Tarnkappen-Nazis


Verkehrte Welt - Linksrutsch von rechts außen


Sie tragen die Klamotten der Linken und plündern die Symbole der Antifa - vom Che-Guevara-Button bis zum Palästinensertuch. "Autonome Nationalisten" treiben ein bizarres Versteckspiel, um Jugendliche zu umgarnen.

Autonome Nationalisten

Die "Autonomen Nationalisten" buhlen vor allem um Jugendliche in Großstädten und Ballungsräumen. Sie verzichten auf den plumpen Brutalo-Look - Hauptsache, das rechte Weltbild stimmt: "Es spielt keine Rolle, welche Musik man hört, wie lang man seine Haare trägt oder welche Klamotten man anzieht", schreiben die "Autonomen Nationalisten Wuppertal/Mettmann" auf ihrer Internetseite.

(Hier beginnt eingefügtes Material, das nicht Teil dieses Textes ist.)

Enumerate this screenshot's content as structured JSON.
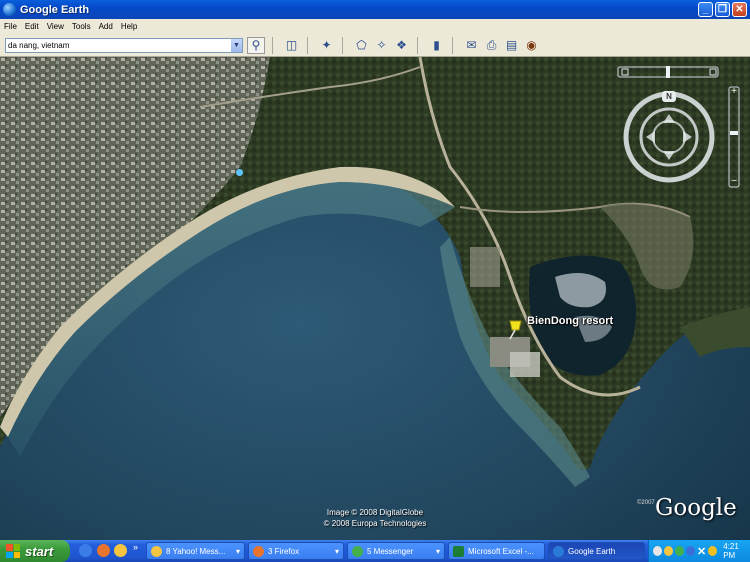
{
  "window": {
    "title": "Google Earth",
    "buttons": [
      "_",
      "❐",
      "✕"
    ]
  },
  "menu": [
    "File",
    "Edit",
    "View",
    "Tools",
    "Add",
    "Help"
  ],
  "search": {
    "value": "da nang, vietnam"
  },
  "map": {
    "placemark_label": "BienDong resort",
    "copyright_1": "Image © 2008 DigitalGlobe",
    "copyright_2": "© 2008 Europa Technologies",
    "logo": "Google",
    "logo_year": "©2007",
    "compass_north": "N"
  },
  "taskbar": {
    "start_label": "start",
    "tasks": [
      {
        "label": "8 Yahoo! Mess...",
        "arrow": "▾"
      },
      {
        "label": "3 Firefox",
        "arrow": "▾"
      },
      {
        "label": "5 Messenger",
        "arrow": "▾"
      },
      {
        "label": "Microsoft Excel -...",
        "arrow": ""
      },
      {
        "label": "Google Earth",
        "arrow": ""
      }
    ],
    "time": "4:21 PM"
  }
}
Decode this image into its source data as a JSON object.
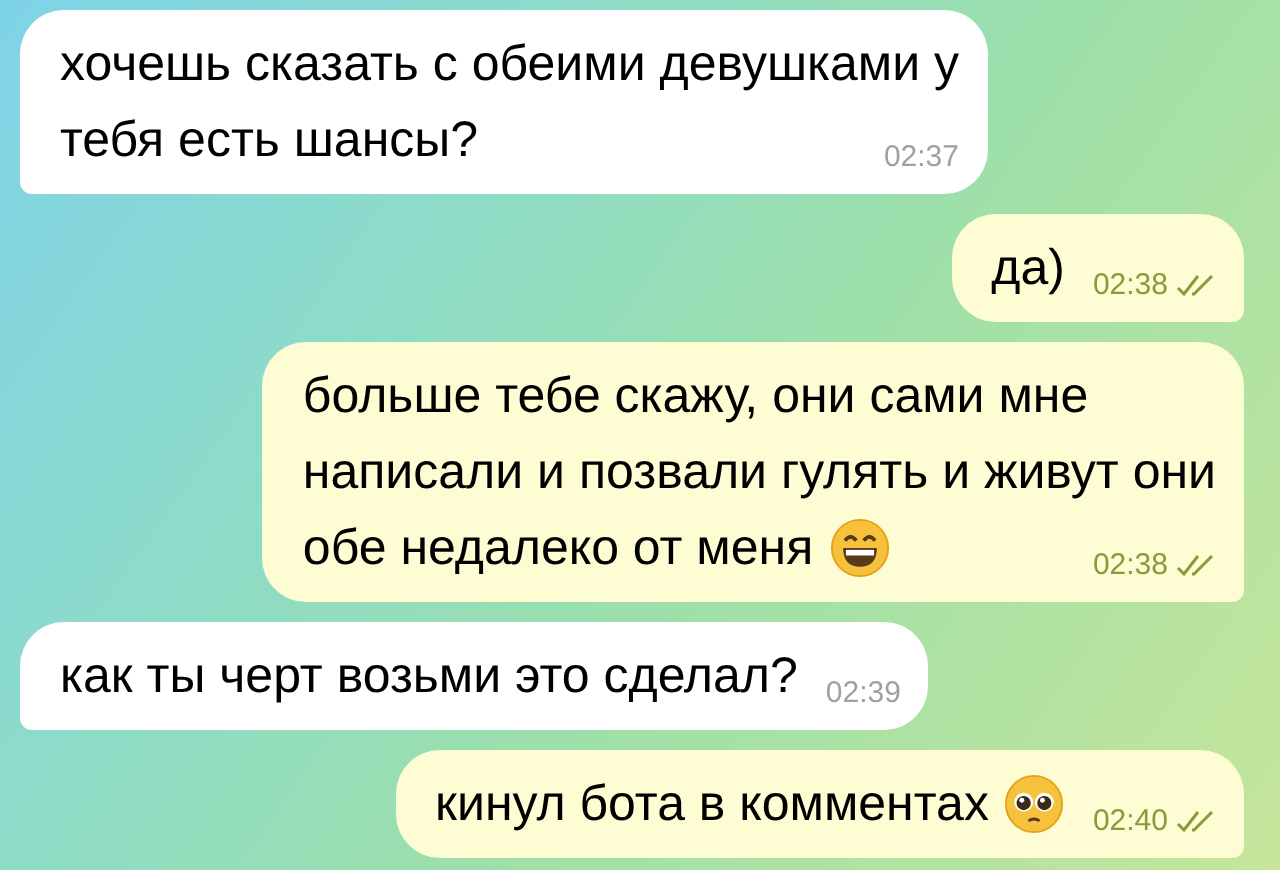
{
  "messages": [
    {
      "kind": "incoming",
      "lines": [
        "хочешь сказать с обеими девушками у",
        "тебя есть шансы?"
      ],
      "time": "02:37"
    },
    {
      "kind": "outgoing",
      "lines": [
        "да)"
      ],
      "time": "02:38",
      "read": true
    },
    {
      "kind": "outgoing",
      "lines": [
        "больше тебе скажу, они сами мне",
        "написали и позвали гулять и живут они",
        "обе недалеко от меня"
      ],
      "emoji": {
        "kind": "grinning"
      },
      "time": "02:38",
      "read": true
    },
    {
      "kind": "incoming",
      "lines": [
        "как ты черт возьми это сделал?"
      ],
      "time": "02:39"
    },
    {
      "kind": "outgoing",
      "lines": [
        "кинул бота в комментах"
      ],
      "emoji": {
        "kind": "pleading"
      },
      "time": "02:40",
      "read": true
    }
  ]
}
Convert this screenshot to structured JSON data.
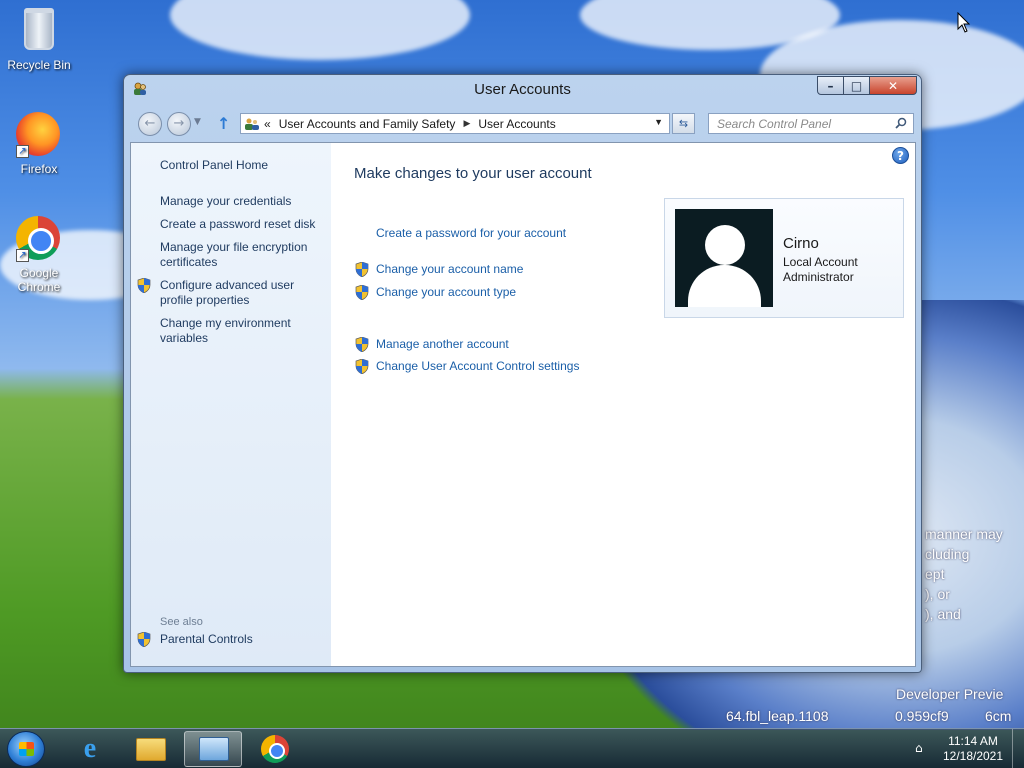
{
  "desktop": {
    "icons": [
      {
        "label": "Recycle Bin",
        "icon": "recycle-bin-icon"
      },
      {
        "label": "Firefox",
        "icon": "firefox-icon"
      },
      {
        "label": "Google Chrome",
        "icon": "chrome-icon"
      }
    ],
    "wallpaper_text": {
      "line1": "manner may",
      "line2": "cluding",
      "line3": "ept",
      "line4": "), or",
      "line5": "), and",
      "line6": "Developer Previe",
      "line7": "64.fbl_leap.1108",
      "line8": "0.959cf9",
      "line9": "6cm"
    }
  },
  "window": {
    "title": "User Accounts",
    "controls": {
      "minimize": "–",
      "maximize": "□",
      "close": "✕"
    },
    "breadcrumb": {
      "prefix": "«",
      "items": [
        "User Accounts and Family Safety",
        "User Accounts"
      ]
    },
    "search_placeholder": "Search Control Panel",
    "help": "?"
  },
  "left_pane": {
    "home": "Control Panel Home",
    "links": [
      "Manage your credentials",
      "Create a password reset disk",
      "Manage your file encryption certificates",
      "Configure advanced user profile properties",
      "Change my environment variables"
    ],
    "see_also_label": "See also",
    "see_also_links": [
      "Parental Controls"
    ]
  },
  "main": {
    "heading": "Make changes to your user account",
    "tasks_group1": [
      {
        "label": "Create a password for your account",
        "shield": false
      },
      {
        "label": "Change your account name",
        "shield": true
      },
      {
        "label": "Change your account type",
        "shield": true
      }
    ],
    "tasks_group2": [
      {
        "label": "Manage another account",
        "shield": true
      },
      {
        "label": "Change User Account Control settings",
        "shield": true
      }
    ]
  },
  "account": {
    "name": "Cirno",
    "type": "Local Account",
    "role": "Administrator"
  },
  "taskbar": {
    "time": "11:14 AM",
    "date": "12/18/2021",
    "apps": [
      "internet-explorer-icon",
      "file-explorer-icon",
      "control-panel-icon",
      "chrome-icon"
    ]
  },
  "colors": {
    "link": "#1b5fa8",
    "heading": "#1e3a5f",
    "close_button": "#c8442c"
  }
}
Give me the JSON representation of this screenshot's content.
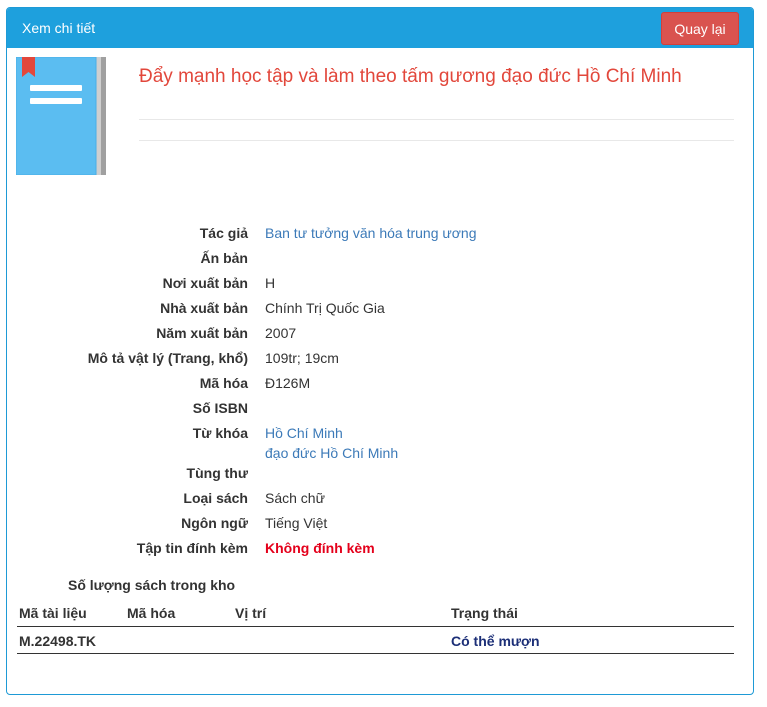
{
  "header": {
    "title": "Xem chi tiết",
    "back_label": "Quay lại"
  },
  "book": {
    "title": "Đẩy mạnh học tập và làm theo tấm gương đạo đức Hồ Chí Minh",
    "fields": {
      "author_label": "Tác giả",
      "author": "Ban tư tưởng văn hóa trung ương",
      "edition_label": "Ấn bản",
      "edition": "",
      "place_label": "Nơi xuất bản",
      "place": "H",
      "publisher_label": "Nhà xuất bản",
      "publisher": "Chính Trị Quốc Gia",
      "year_label": "Năm xuất bản",
      "year": "2007",
      "physical_label": "Mô tả vật lý (Trang, khổ)",
      "physical": "109tr; 19cm",
      "code_label": "Mã hóa",
      "code": "Đ126M",
      "isbn_label": "Số ISBN",
      "isbn": "",
      "keywords_label": "Từ khóa",
      "keywords": [
        "Hồ Chí Minh",
        "đạo đức Hồ Chí Minh"
      ],
      "series_label": "Tùng thư",
      "series": "",
      "type_label": "Loại sách",
      "type": "Sách chữ",
      "language_label": "Ngôn ngữ",
      "language": "Tiếng Việt",
      "attachment_label": "Tập tin đính kèm",
      "attachment": "Không đính kèm"
    }
  },
  "stock": {
    "title": "Số lượng sách trong kho",
    "columns": [
      "Mã tài liệu",
      "Mã hóa",
      "Vị trí",
      "Trạng thái"
    ],
    "rows": [
      {
        "doc_id": "M.22498.TK",
        "code": "",
        "location": "",
        "status": "Có thể mượn"
      }
    ]
  },
  "colors": {
    "header": "#1ea0dd",
    "back_button": "#d9534f",
    "title": "#e2473b",
    "link": "#3c7ab8",
    "attachment": "#e4001b",
    "status": "#1c2f77"
  },
  "icons": {
    "cover": "book-cover-icon"
  }
}
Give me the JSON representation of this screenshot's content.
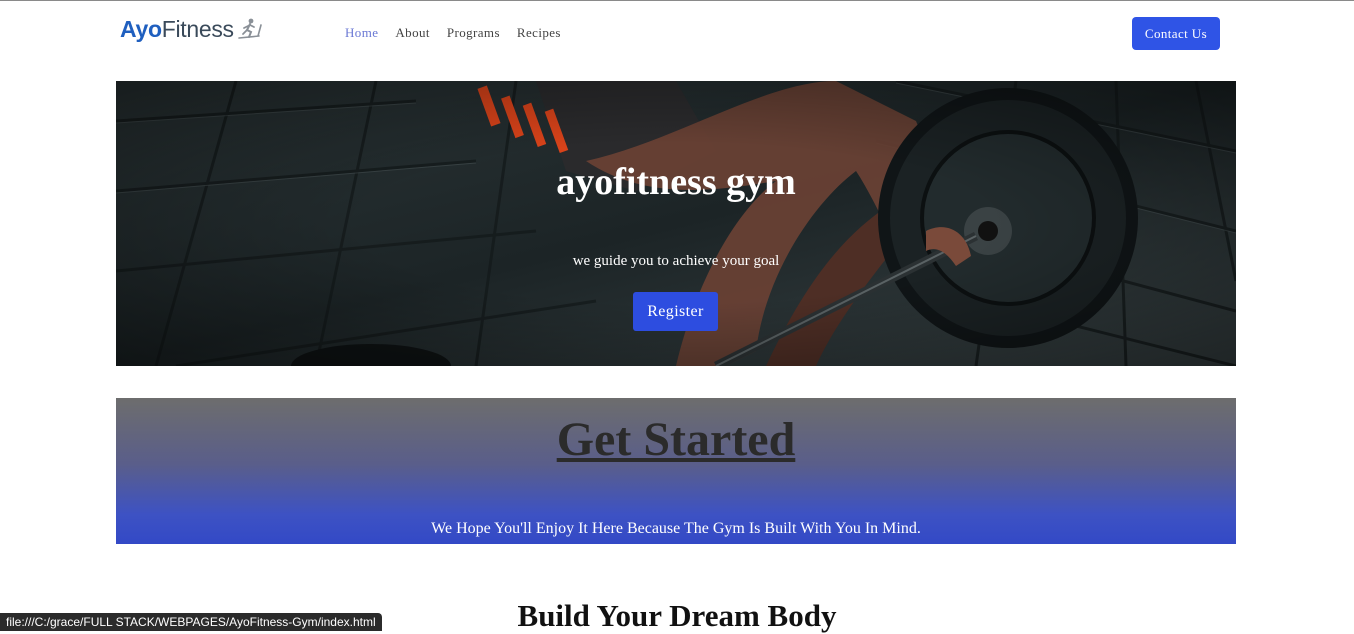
{
  "logo": {
    "part1": "Ayo",
    "part2": "Fitness",
    "icon": "treadmill-runner-icon"
  },
  "nav": {
    "links": [
      "Home",
      "About",
      "Programs",
      "Recipes"
    ],
    "contact_label": "Contact Us"
  },
  "hero": {
    "title": "ayofitness gym",
    "subtitle": "we guide you to achieve your goal",
    "register_label": "Register"
  },
  "get_started": {
    "title": "Get Started",
    "subtitle": "We Hope You'll Enjoy It Here Because The Gym Is Built With You In Mind."
  },
  "section_heading": "Build Your Dream Body",
  "status_url": "file:///C:/grace/FULL STACK/WEBPAGES/AyoFitness-Gym/index.html",
  "colors": {
    "accent": "#2f54e6",
    "logo_blue": "#1f5fbf",
    "active_link": "#6a78d4"
  }
}
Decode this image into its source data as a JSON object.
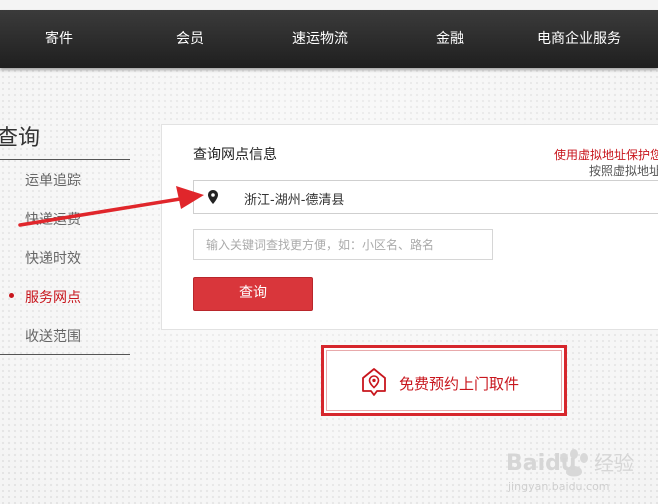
{
  "nav": {
    "items": [
      "寄件",
      "会员",
      "速运物流",
      "金融",
      "电商企业服务"
    ]
  },
  "sidebar": {
    "title": "查询",
    "items": [
      {
        "label": "运单追踪",
        "active": false
      },
      {
        "label": "快递运费",
        "active": false
      },
      {
        "label": "快递时效",
        "active": false
      },
      {
        "label": "服务网点",
        "active": true
      },
      {
        "label": "收送范围",
        "active": false
      }
    ]
  },
  "panel": {
    "title": "查询网点信息",
    "privacy_link": "使用虚拟地址保护您",
    "privacy_note": "按照虚拟地址",
    "location_value": "浙江-湖州-德清县",
    "location_icon": "map-pin-icon",
    "keyword_placeholder": "输入关键词查找更方便，如：小区名、路名",
    "search_label": "查询"
  },
  "pickup": {
    "label": "免费预约上门取件",
    "icon": "location-house-icon"
  },
  "watermark": {
    "brand": "Baidu",
    "suffix": "经验",
    "url": "jingyan.baidu.com"
  },
  "colors": {
    "accent_red": "#c8161d",
    "button_red": "#d9363b",
    "nav_bg": "#2b2b2b"
  }
}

Und weiter: "Das heißt, dass wir uns dafür einsetzen, alle relevanten Teile der Jugend und der Gesellschaft zu unterwandern und für unsere Zwecke zu instrumentalisieren."

Perfide Strategie

Es ist eine besonders perfide Strategie. Während die NPD, Bastion der alten Rechten, sich in Ostdeutschland gutbürgerlich gibt, kopieren die neuen Rechten das Auftreten ihres politischen Gegners, der Linksautonomen. Neben Basecaps und XXL-Hosen tragen sie T-Shirts mit antikapitalistischen Sprüchen, bisweilen sogar Che-Guevara-Buttons und Palästinensertücher ("Arafat-Feudel"). Bei Aufmärschen hören sie Songs von Rio Reiser oder den Ärzten, wählen für Flugblätter und Plakate Zeichentrick- und Graffiti-Figuren, dazu auch abgewandelte linke Symbole wie die doppelte Flagge der Antifa. Vor Angliszismen haben sie keine Scheu ("We will rock you" oder "Fuck the law!").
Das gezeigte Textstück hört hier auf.